おとなの天ぷら

●スーパーの惣菜部でたらの芽の天ぷらを売っていた。あー、なんか旨そうだぜ。でもなー、天ぷらは買って帰るとふにゃけてしまいますからねえ。と思ってタイムサーヴィスの箱を見るとたらの芽とふきのとうがあった。おっし、こっちの生の方を買ってテメエで天ぷらにしようと思う。あと安売りのとろかれいも。


えーと…天ぷらの場合は特にあく抜きとかしなくていいんだっけ? (ネット様に伺い中)…そのようですな。じゃそのまま揚げよう。一応洗って粉振って、かれいも一緒に天ぷらにします。はいしました。天つゆが無いので毎度のおろしポン酢で喰いましょう。頂きます。


…うむ、旨いーんだーゼー。確かに揚げると余計なクセが取れて美味しくいただけますな。何でだろ。サクサクとした食感とほのかな苦味、かれいの天ぷらも実に美味である。狙いどおりの料理が出来るとそれだけで嬉しいなあ。新規挑戦は基本的に失敗するのがワタシだからな。


●ガキの頃はふきのとうみたいなもん、何が旨いんだかちいとも判らなかったものだ。今となっては唸るほど旨い旨い。これぞ大人の味ですわなあ。まその、ワタシにとって「大人の味」ってのはニアリーイコール「舌貧乏の楽しみ」なんですけどね。

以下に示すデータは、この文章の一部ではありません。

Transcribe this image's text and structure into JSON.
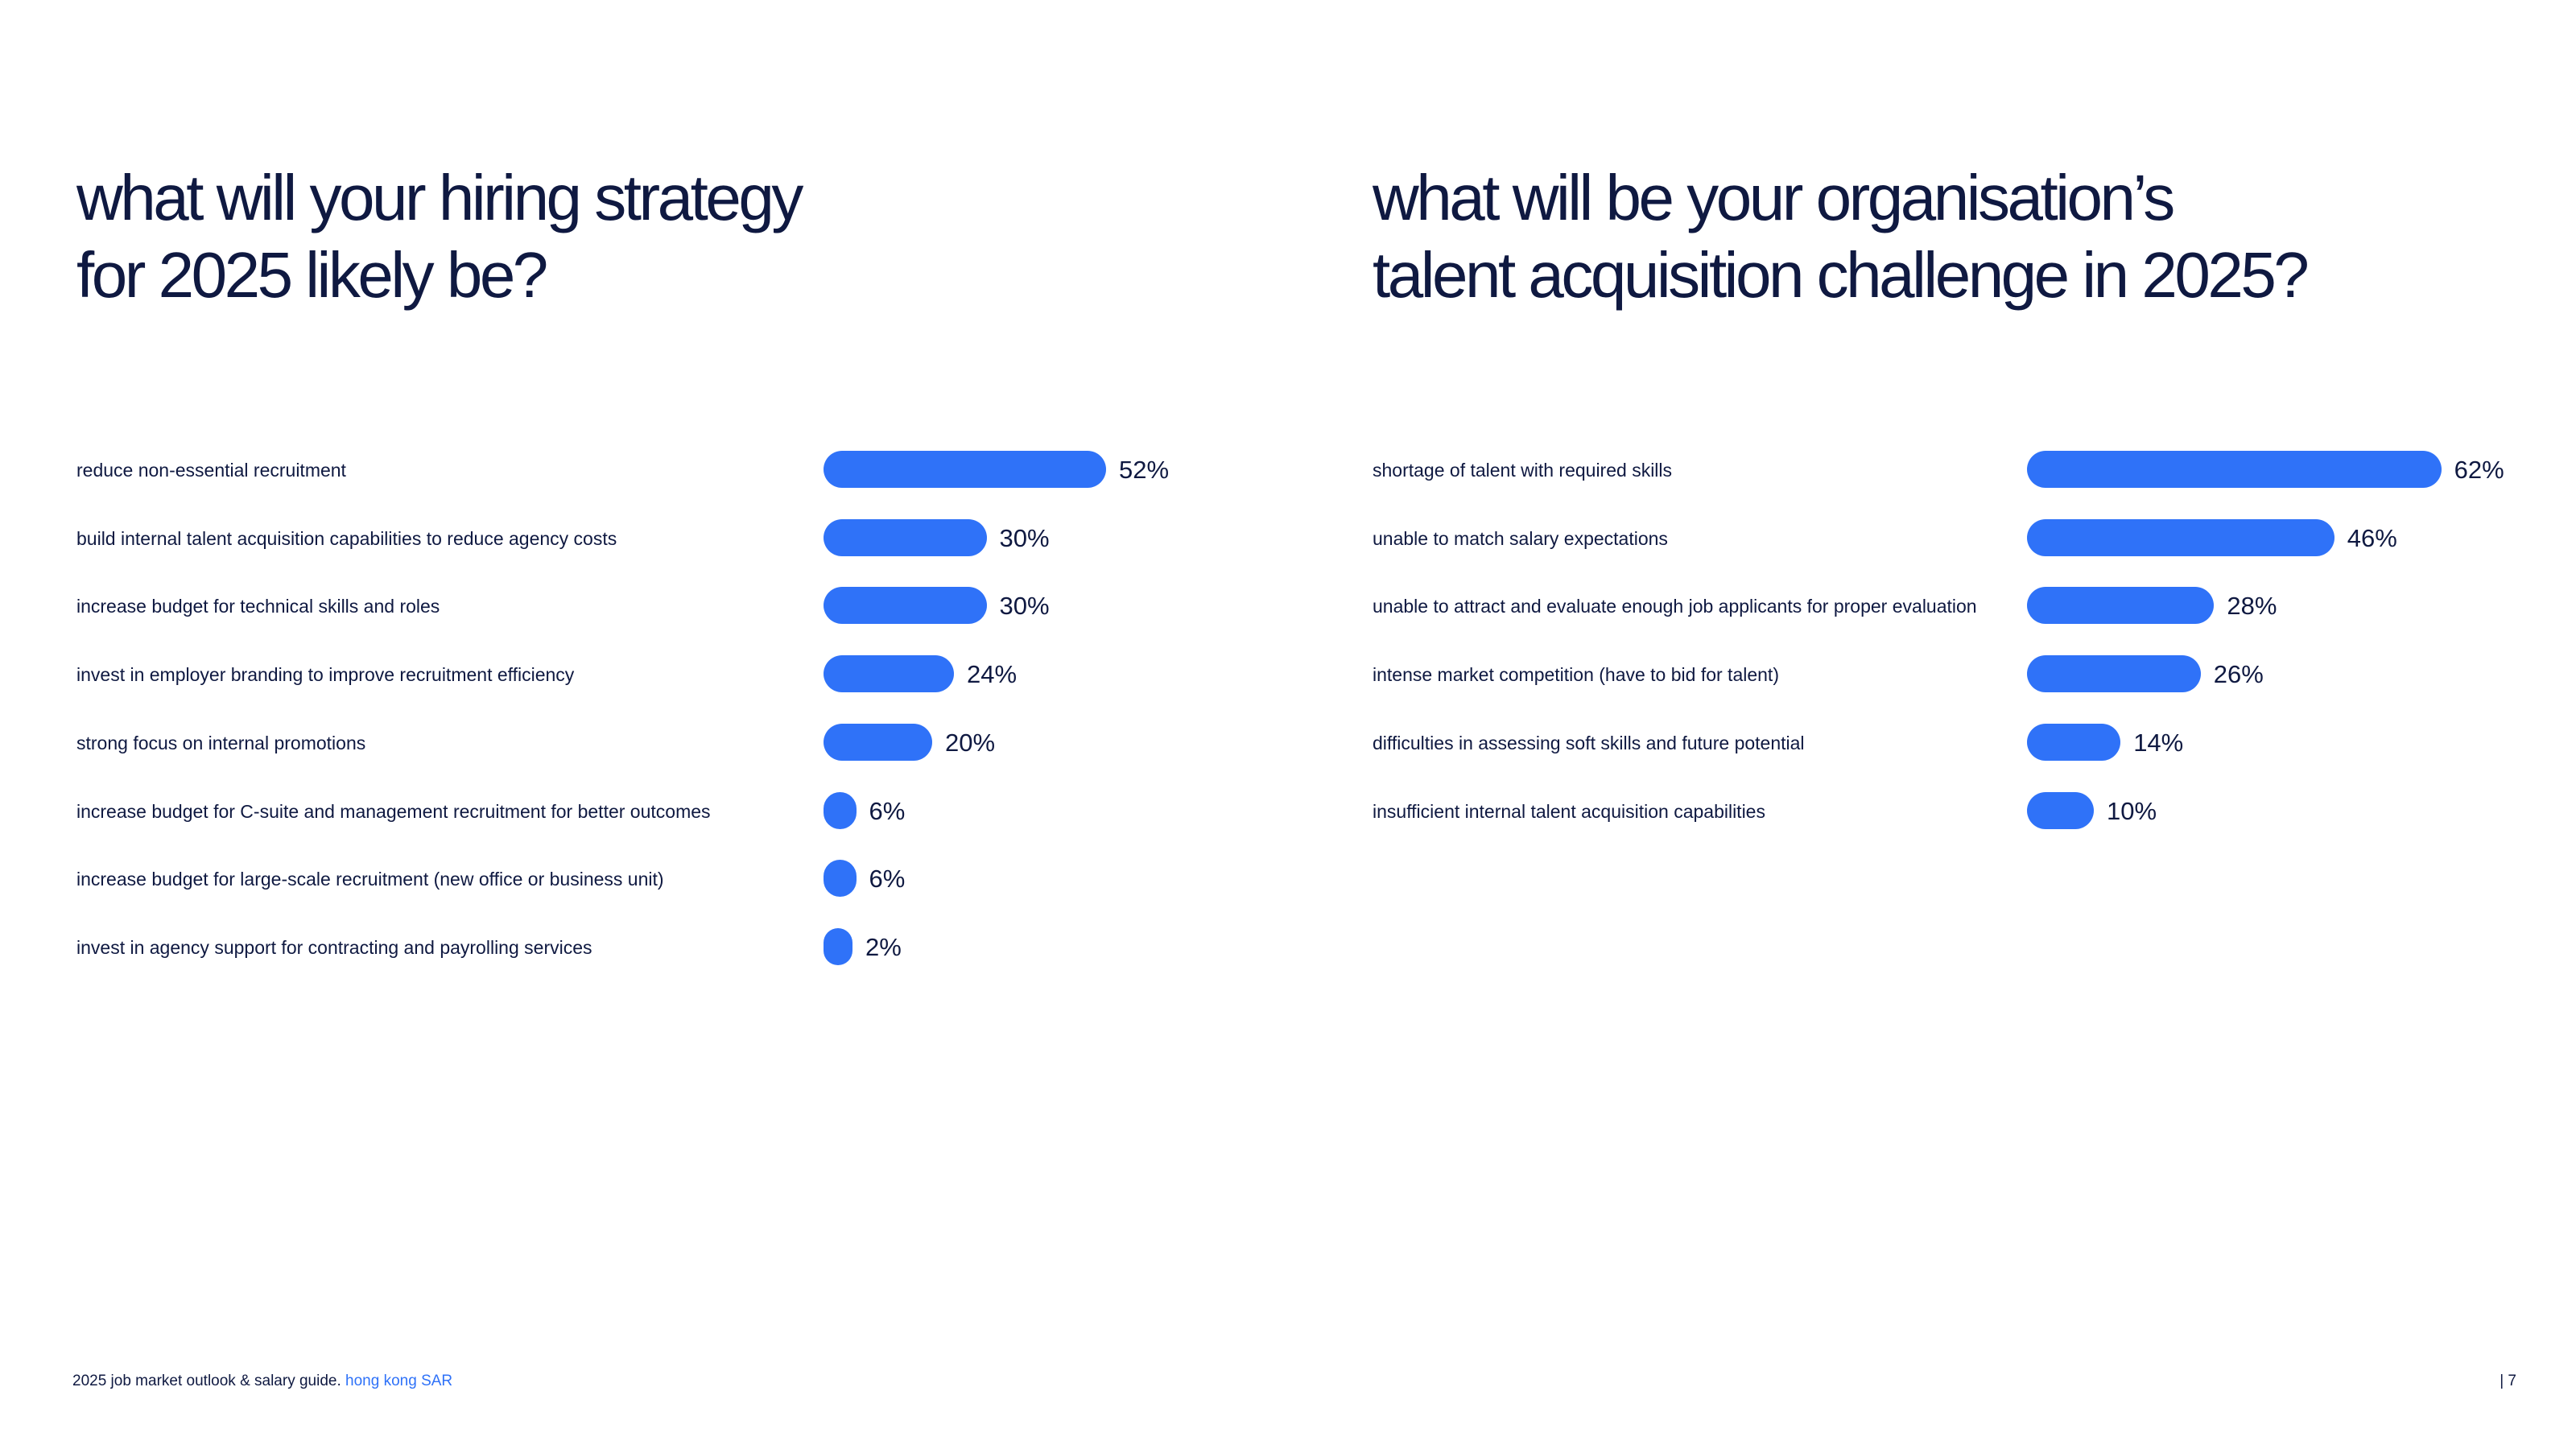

そらまあそうでしょう。トシによってですな、まず濃厚な味だの脂っこさだのを受け付けなくなってくるでしょ? これは味覚のリッチなレンジを失ってるに他ならないワケだ。そして苦いのやえぐいのも喰えるようになってるでしょ? これは本来危険だと認識すべき化学物質に対して鈍感になってるってこと。つまりワタシの「大人の味覚」ってのは、限定されたリソースの中しょうがねえので深化していった味覚なのだ。


無論、限定条件下における世界の広がりってのは大概なものがありまして、それは韻律詩とか俳句とか見ても明らかなのであります。だからワタシはワタシの舌貧乏を恥じる事はない。がしかし、やっぱしその、「ダメになった末の楽しみですよ」というある種の後ろめたさはあるのですなあ。だからこれは味覚だけに限らないんだけど、「大人の趣味」だの何だのを大声で喧伝してるのを見ると妙に恥ずかしいのですよね。そない「枯れてますよ」って主張を前面に出されてもなあ、とね。


ああいうのはウチでこっそり、ヒッヒッヒと楽しむところに良さがあるのじゃねーかなー。えー、中には有り余る若さとパワーを維持したままワビサビをも楽しむ方もいらっしゃるんでしょうけどね。それは単純にうらやましくてねたましいので、どっかいけ。